Luckily, Adam suggested I scrape off each layer, cook all the noodles, and re-layer the whole thing, just cooking it for a few moments more since the noodles would already be done.  I was horrified at this prospect but since it was more appealing than dumping the entire dish in the trash, I slowly began scraping the hummus and melted cheese off of each noodle and dropping the noodles into a pot of boiling water, covered in sauce and all.  When it seemed like the noodles were done, I calmly re-layered them, leaving the sauce already in the bottom of the dish, and just spreading noodles messily with cheesy hummus spread over them, repeated until all the noodles were gone.

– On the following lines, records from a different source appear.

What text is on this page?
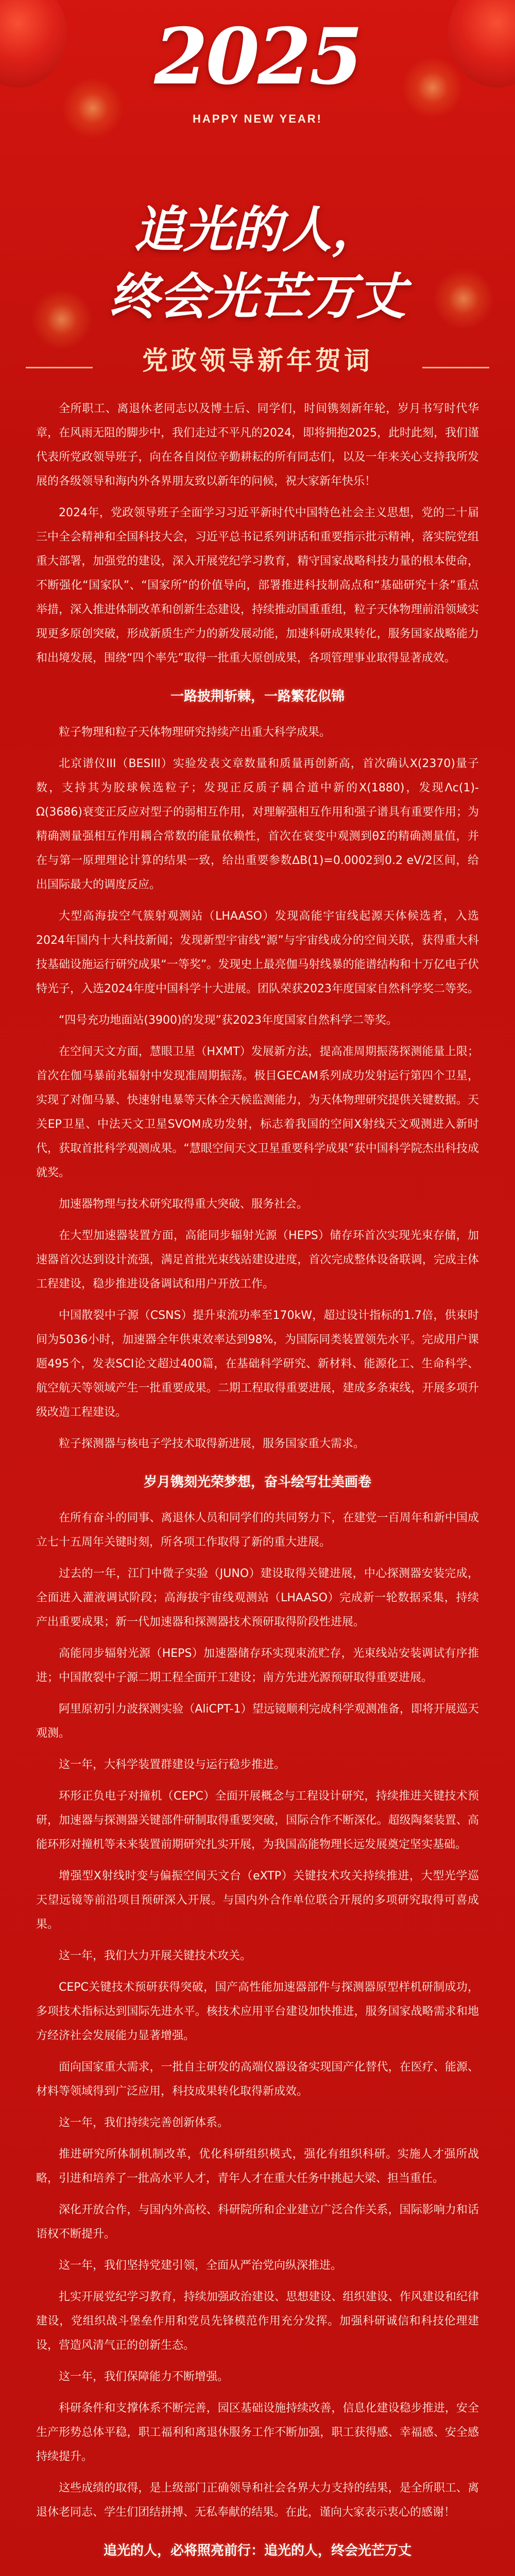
2025
HAPPY NEW YEAR!
追光的人，
终会光芒万丈
党政领导新年贺词

全所职工、离退休老同志以及博士后、同学们，时间镌刻新年轮，岁月书写时代华章，在风雨无阻的脚步中，我们走过不平凡的2024，即将拥抱2025，此时此刻，我们谨代表所党政领导班子，向在各自岗位辛勤耕耘的所有同志们，以及一年来关心支持我所发展的各级领导和海内外各界朋友致以新年的问候，祝大家新年快乐！

2024年，党政领导班子全面学习习近平新时代中国特色社会主义思想，党的二十届三中全会精神和全国科技大会，习近平总书记系列讲话和重要指示批示精神，落实院党组重大部署，加强党的建设，深入开展党纪学习教育，精守国家战略科技力量的根本使命，不断强化“国家队”、“国家所”的价值导向，部署推进科技制高点和“基础研究十条”重点举措，深入推进体制改革和创新生态建设，持续推动国重重组，粒子天体物理前沿领域实现更多原创突破，形成新质生产力的新发展动能，加速科研成果转化，服务国家战略能力和出境发展，围绕“四个率先”取得一批重大原创成果，各项管理事业取得显著成效。

一路披荆斩棘，一路繁花似锦

粒子物理和粒子天体物理研究持续产出重大科学成果。

北京谱仪III（BESIII）实验发表文章数量和质量再创新高，首次确认X(2370)量子数，支持其为胶球候选粒子；发现正反质子耦合道中新的X(1880)，发现Λc(1)-Ω(3686)衰变正反应对型子的弱相互作用，对理解强相互作用和强子谱具有重要作用；为精确测量强相互作用耦合常数的能量依赖性，首次在衰变中观测到θΣ的精确测量值，并在与第一原理理论计算的结果一致，给出重要参数ΔB(1)=0.0002到0.2 eV/2区间，给出国际最大的调度反应。

大型高海拔空气簇射观测站（LHAASO）发现高能宇宙线起源天体候选者，入选2024年国内十大科技新闻；发现新型宇宙线“源”与宇宙线成分的空间关联，获得重大科技基础设施运行研究成果“一等奖”。发现史上最亮伽马射线暴的能谱结构和十万亿电子伏特光子，入选2024年度中国科学十大进展。团队荣获2023年度国家自然科学奖二等奖。

“四号充功地面站(3900)的发现”获2023年度国家自然科学二等奖。

在空间天文方面，慧眼卫星（HXMT）发展新方法，提高准周期振荡探测能量上限；首次在伽马暴前兆辐射中发现准周期振荡。极目GECAM系列成功发射运行第四个卫星，实现了对伽马暴、快速射电暴等天体全天候监测能力，为天体物理研究提供关键数据。天关EP卫星、中法天文卫星SVOM成功发射，标志着我国的空间X射线天文观测进入新时代，获取首批科学观测成果。“慧眼空间天文卫星重要科学成果”获中国科学院杰出科技成就奖。

加速器物理与技术研究取得重大突破、服务社会。

在大型加速器装置方面，高能同步辐射光源（HEPS）储存环首次实现光束存储，加速器首次达到设计流强，满足首批光束线站建设进度，首次完成整体设备联调，完成主体工程建设，稳步推进设备调试和用户开放工作。

中国散裂中子源（CSNS）提升束流功率至170kW，超过设计指标的1.7倍，供束时间为5036小时，加速器全年供束效率达到98%，为国际同类装置领先水平。完成用户课题495个，发表SCI论文超过400篇，在基础科学研究、新材料、能源化工、生命科学、航空航天等领域产生一批重要成果。二期工程取得重要进展，建成多条束线，开展多项升级改造工程建设。

粒子探测器与核电子学技术取得新进展，服务国家重大需求。

岁月镌刻光荣梦想，奋斗绘写壮美画卷

在所有奋斗的同事、离退休人员和同学们的共同努力下，在建党一百周年和新中国成立七十五周年关键时刻，所各项工作取得了新的重大进展。

过去的一年，江门中微子实验（JUNO）建设取得关键进展，中心探测器安装完成，全面进入灌液调试阶段；高海拔宇宙线观测站（LHAASO）完成新一轮数据采集，持续产出重要成果；新一代加速器和探测器技术预研取得阶段性进展。

高能同步辐射光源（HEPS）加速器储存环实现束流贮存，光束线站安装调试有序推进；中国散裂中子源二期工程全面开工建设；南方先进光源预研取得重要进展。

阿里原初引力波探测实验（AliCPT-1）望远镜顺利完成科学观测准备，即将开展巡天观测。

这一年，大科学装置群建设与运行稳步推进。

环形正负电子对撞机（CEPC）全面开展概念与工程设计研究，持续推进关键技术预研，加速器与探测器关键部件研制取得重要突破，国际合作不断深化。超级陶粲装置、高能环形对撞机等未来装置前期研究扎实开展，为我国高能物理长远发展奠定坚实基础。

增强型X射线时变与偏振空间天文台（eXTP）关键技术攻关持续推进，大型光学巡天望远镜等前沿项目预研深入开展。与国内外合作单位联合开展的多项研究取得可喜成果。

这一年，我们大力开展关键技术攻关。

CEPC关键技术预研获得突破，国产高性能加速器部件与探测器原型样机研制成功，多项技术指标达到国际先进水平。核技术应用平台建设加快推进，服务国家战略需求和地方经济社会发展能力显著增强。

面向国家重大需求，一批自主研发的高端仪器设备实现国产化替代，在医疗、能源、材料等领域得到广泛应用，科技成果转化取得新成效。

这一年，我们持续完善创新体系。

推进研究所体制机制改革，优化科研组织模式，强化有组织科研。实施人才强所战略，引进和培养了一批高水平人才，青年人才在重大任务中挑起大梁、担当重任。

深化开放合作，与国内外高校、科研院所和企业建立广泛合作关系，国际影响力和话语权不断提升。

这一年，我们坚持党建引领，全面从严治党向纵深推进。

扎实开展党纪学习教育，持续加强政治建设、思想建设、组织建设、作风建设和纪律建设，党组织战斗堡垒作用和党员先锋模范作用充分发挥。加强科研诚信和科技伦理建设，营造风清气正的创新生态。

这一年，我们保障能力不断增强。

科研条件和支撑体系不断完善，园区基础设施持续改善，信息化建设稳步推进，安全生产形势总体平稳，职工福利和离退休服务工作不断加强，职工获得感、幸福感、安全感持续提升。

这些成绩的取得，是上级部门正确领导和社会各界大力支持的结果，是全所职工、离退休老同志、学生们团结拼搏、无私奉献的结果。在此，谨向大家表示衷心的感谢！

追光的人，必将照亮前行：追光的人，终会光芒万丈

I put it in the oven and went back to work on the raviolis, convinced it would be terrible and determined to have something ready instead.  But I was so disappointed and distracted that I never strained the frozen spinach or finished thawing it, so the filling was far too watery when I blended it (more cream cheese and much less and much drier spinach next time), and though the pasta rolled out well and I cut it into perfect hearts, home-made ravioli always seems to have incredibly thick, lumpy noodles and not enough filling.  I boiled the raviolis and dutifully made the Garlic and Sage Cashew Cream Sauce (p. 296 of 500 Vegan Recipes), but distractedly I put in far too much Earth Balance and so it didn't mix into a smooth cream sauce, but rather a lumpy and oily (yet tasty) sauce.

Well, I won't keep you in suspense.  The horrible mess of a lasagna that I saved from the depths of failure was, we both agree, the best lasagna we've ever had.  As we sat by the candle light, scooping raviolis onto our plates and I stared dejectedly at the lasagna dish, afraid to try it, Adam scooped some onto his plate to be a good sport.  I don't think I'll ever forget the way his eyes closed in bliss and then so quickly opened in surprise!!  I had to try it to see if he was just kidding around, but when I tasted it I had to agree-- it was exceptional.  The raviolis, not so much, but they were a product of distraction so I don't 100% blame the recipe for that one.

The chocolate pie was also fantastic, and I'm actually making it tomorrow for a dinner party with friends!  The moral of the story?  Don't be afraid to renegotiate your standards of perfection halfway through cooking a meal.  If you did something wrong, try to save it!  Food still tastes good even when it doesn't look perfect, and while you sometimes might have to do a little extra work to avoid losing the whole meal, perseverance can really pay off.

I think perseverance, flexibility, open-mindedness, and compassion always pay off, no matter what you're doing.  Don't give up, be willing to change your mind, roll with the punches, and be kind to yourself when you royally screw up.

Oh, and try to keep someone like Adam around when you're cooking-- there's no price tag on a hug when you need one, a good suggestion when you're lost, patience when you're out of sorts, and the confidence to pick up a fork and taste your mess no matter what it looks like!  I hope I get to screw up dinner for him again next year-- I don't know what I did to deserve a guy like that.  Happy Anniversary, darling.